I currently belong to a parish that by many measures is thriving, aided perhaps by the same gentrifying forces that have sped closures, consolidations, and sales of church property in other parts of the borough. We joined it the spring after 9/11, leaving Sacred Hearts & St. Stephen, the old neighborhood parish where my son was baptized. Neighborhood parish: a romantic notion, redolent of the city’s European immigrant past, of holy-day processions through the surrounding streets, of peasant traditions carried from distant southern-Italian villages and exerting their mysterious influence on contemporary worship. Yet it was just those qualities, held in a clannish, crabbed ownership increasingly tinged with Bush-era jingoism and xenophobia, that encouraged our exit. For years I’d thought about going back, if only for one Mass. On a warm Saturday afternoon in late June, I finally did, walking a few short blocks to attend the 5:30 vigil.
The atmosphere, in every sense of the word, has brightened considerably. On the way into the church I was smilingly presented a bulletin with some inserts, a magazine-sized missal, and a smaller but thicker paperback hymnal. Signs outside proclaimed “All Are Welcome,” in keeping with recent diocesan messaging, but the warm greetings I received from the handful of people on hand seemed genuine. It was disarming. Based on those old experiences, I’d come with my guard up. Did I really want to lower it?
The building itself is representative of the late nineteenth-century style of urban church architecture. It’s an imposing structure, towering over the surrounding brownstones and row-house apartment buildings, which at one time were home to first- and second-generation Irish- and Italian-Americans who worked the nearby waterfront, then to their descendants who entered the trades and office-worker class, and then, increasingly, to upper-middle-class professionals lured by the safe streets and well-regarded public schools. Its steeple dominates the sky beyond my living-room window, and indeed is said to have served as a beacon to ships entering New York Harbor. (The Sacred Hearts & St. Stephen website details a rich and colorful history, including the establishment of the associated school by Frances Cabrini in the 1890s, and the merger of the two parishes when construction of the nearby Brooklyn-Queens Expressway necessitated demolition of Sacred Hearts in the late 1930s.)
A grand set of high stone steps leads to a central arched entrance flanked by two smaller doors. Another high set of steps inside leads from the vestibule to the sanctuary, which while striking in its vast, ornate excess manages to feel intimate.
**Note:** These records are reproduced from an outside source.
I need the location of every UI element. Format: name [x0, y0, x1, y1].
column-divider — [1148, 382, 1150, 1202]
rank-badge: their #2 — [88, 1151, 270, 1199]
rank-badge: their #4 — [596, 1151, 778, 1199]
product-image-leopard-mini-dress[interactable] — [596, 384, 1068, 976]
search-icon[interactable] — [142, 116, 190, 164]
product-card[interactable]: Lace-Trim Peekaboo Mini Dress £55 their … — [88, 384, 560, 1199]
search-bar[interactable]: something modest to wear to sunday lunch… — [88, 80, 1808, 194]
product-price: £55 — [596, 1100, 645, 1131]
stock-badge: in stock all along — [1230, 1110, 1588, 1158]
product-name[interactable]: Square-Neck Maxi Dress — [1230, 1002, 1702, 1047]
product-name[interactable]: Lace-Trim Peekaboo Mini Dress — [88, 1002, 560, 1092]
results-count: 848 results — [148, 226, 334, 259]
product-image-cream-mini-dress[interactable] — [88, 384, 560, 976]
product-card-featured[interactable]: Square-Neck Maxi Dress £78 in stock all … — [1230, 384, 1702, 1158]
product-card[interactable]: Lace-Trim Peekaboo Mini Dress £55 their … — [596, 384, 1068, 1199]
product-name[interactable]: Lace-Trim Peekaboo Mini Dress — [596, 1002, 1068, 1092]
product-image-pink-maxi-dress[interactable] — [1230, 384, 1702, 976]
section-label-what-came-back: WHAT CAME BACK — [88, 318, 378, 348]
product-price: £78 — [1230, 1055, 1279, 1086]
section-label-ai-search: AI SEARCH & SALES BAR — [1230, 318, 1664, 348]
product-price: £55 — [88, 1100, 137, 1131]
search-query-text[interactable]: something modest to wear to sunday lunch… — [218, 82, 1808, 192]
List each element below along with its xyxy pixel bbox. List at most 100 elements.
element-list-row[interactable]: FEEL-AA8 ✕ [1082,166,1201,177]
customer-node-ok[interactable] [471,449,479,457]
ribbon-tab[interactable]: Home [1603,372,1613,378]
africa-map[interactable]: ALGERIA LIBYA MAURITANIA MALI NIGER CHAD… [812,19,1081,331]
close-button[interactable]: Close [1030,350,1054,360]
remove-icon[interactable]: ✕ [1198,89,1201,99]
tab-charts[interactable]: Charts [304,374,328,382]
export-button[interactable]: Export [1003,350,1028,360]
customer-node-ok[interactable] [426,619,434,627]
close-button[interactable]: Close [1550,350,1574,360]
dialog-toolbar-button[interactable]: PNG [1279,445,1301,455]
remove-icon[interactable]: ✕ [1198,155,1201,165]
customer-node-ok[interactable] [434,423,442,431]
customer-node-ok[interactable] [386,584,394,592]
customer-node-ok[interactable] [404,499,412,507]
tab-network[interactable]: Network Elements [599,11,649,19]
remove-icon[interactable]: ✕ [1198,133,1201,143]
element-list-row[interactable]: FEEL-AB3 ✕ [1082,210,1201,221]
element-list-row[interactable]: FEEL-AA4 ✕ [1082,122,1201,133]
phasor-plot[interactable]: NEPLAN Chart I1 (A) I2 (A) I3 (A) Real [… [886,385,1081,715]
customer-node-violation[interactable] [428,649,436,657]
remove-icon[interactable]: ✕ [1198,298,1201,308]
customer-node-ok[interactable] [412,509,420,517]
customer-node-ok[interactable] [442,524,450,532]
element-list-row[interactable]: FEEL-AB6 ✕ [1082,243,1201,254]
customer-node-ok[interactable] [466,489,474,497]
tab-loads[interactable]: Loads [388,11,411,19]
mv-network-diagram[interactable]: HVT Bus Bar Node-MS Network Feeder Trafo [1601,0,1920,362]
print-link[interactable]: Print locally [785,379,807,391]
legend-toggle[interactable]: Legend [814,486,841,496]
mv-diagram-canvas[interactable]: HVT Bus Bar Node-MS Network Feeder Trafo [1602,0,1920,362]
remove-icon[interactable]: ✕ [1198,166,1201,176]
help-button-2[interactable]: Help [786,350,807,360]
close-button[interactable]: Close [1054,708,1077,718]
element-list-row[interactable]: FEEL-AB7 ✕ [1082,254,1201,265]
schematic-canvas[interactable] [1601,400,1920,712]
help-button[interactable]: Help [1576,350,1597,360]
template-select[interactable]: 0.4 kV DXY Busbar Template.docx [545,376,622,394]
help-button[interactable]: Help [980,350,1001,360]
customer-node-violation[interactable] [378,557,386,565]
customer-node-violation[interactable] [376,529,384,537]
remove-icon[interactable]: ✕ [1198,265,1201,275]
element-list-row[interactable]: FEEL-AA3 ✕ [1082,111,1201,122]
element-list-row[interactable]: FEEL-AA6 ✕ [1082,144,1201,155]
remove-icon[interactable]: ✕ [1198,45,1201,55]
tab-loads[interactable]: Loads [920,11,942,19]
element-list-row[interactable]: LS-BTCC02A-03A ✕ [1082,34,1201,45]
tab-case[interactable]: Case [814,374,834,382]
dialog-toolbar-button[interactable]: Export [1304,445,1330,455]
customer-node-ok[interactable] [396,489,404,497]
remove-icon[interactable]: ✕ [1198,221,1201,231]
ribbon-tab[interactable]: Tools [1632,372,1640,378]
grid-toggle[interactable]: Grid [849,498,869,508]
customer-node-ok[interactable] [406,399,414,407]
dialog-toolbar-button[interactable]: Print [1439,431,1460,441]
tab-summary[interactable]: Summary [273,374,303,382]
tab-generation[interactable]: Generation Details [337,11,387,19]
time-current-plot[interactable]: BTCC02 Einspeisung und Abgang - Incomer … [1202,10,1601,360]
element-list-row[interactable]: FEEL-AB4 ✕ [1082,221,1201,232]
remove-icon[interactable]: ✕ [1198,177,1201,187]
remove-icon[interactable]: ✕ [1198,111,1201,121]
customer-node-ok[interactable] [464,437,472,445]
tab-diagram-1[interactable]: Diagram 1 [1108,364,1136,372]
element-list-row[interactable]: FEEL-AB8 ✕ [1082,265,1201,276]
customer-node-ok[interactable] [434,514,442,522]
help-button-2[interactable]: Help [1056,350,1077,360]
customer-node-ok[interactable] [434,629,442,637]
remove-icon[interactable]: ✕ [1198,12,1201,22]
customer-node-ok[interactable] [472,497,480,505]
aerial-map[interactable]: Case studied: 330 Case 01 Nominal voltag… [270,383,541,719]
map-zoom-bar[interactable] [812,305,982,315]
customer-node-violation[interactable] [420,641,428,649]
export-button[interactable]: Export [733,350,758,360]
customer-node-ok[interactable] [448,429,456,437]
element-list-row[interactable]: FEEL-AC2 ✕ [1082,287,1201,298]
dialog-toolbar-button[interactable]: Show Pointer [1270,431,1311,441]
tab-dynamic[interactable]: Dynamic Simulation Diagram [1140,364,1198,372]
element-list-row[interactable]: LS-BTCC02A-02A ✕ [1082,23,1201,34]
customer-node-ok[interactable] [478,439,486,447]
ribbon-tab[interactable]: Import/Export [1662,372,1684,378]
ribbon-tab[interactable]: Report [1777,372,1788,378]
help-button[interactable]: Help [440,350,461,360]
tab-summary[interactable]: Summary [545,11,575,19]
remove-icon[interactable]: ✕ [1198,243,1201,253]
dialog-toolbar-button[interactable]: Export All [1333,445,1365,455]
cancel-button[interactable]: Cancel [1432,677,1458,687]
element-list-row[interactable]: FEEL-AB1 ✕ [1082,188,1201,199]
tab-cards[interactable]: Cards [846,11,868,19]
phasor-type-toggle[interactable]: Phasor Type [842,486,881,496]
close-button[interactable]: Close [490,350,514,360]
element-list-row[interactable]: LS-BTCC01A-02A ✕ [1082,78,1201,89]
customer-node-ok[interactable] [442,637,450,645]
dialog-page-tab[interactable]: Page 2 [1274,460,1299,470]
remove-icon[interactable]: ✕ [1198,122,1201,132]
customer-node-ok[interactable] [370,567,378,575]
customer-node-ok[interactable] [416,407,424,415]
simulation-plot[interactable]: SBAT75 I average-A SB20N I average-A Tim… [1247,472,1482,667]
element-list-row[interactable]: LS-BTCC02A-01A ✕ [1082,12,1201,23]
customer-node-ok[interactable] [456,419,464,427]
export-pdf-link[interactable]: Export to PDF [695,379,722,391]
Since the sale of its nearby school a decade ago, the church has undergone refurbishing; the interior is well lighted when it once was shadowed, the walls, columns, and soaring ceilings painted in colors that dispel the gloom I’d recalled. The tabernacle is centered high and prominent behind the altar, which in a lingering old–New World touch is fronted by banks of electric, coin-fed votive candles. The pews and floors shine brightly, while the kneelers, appealingly upholstered in burgundy, move silently on their hinges. Restored stained-glass windows alongside the western side of the church filter the light of the lowering sun, which falls in soft bands on the life-sized plaster icons: Our Lady of Sorrows pierced by a dagger, the Infant of Prague, Cosmos and Damian, Our Ladies of Mt. Carmel and the Letters, Frances Cabrini, Maria di Lauro, and Pope John Paul II with staff and mitre. Also, St. Joseph, whom one woman had just thanked “for helping out with that thing with Louie,” as I overheard her reveal to a companion.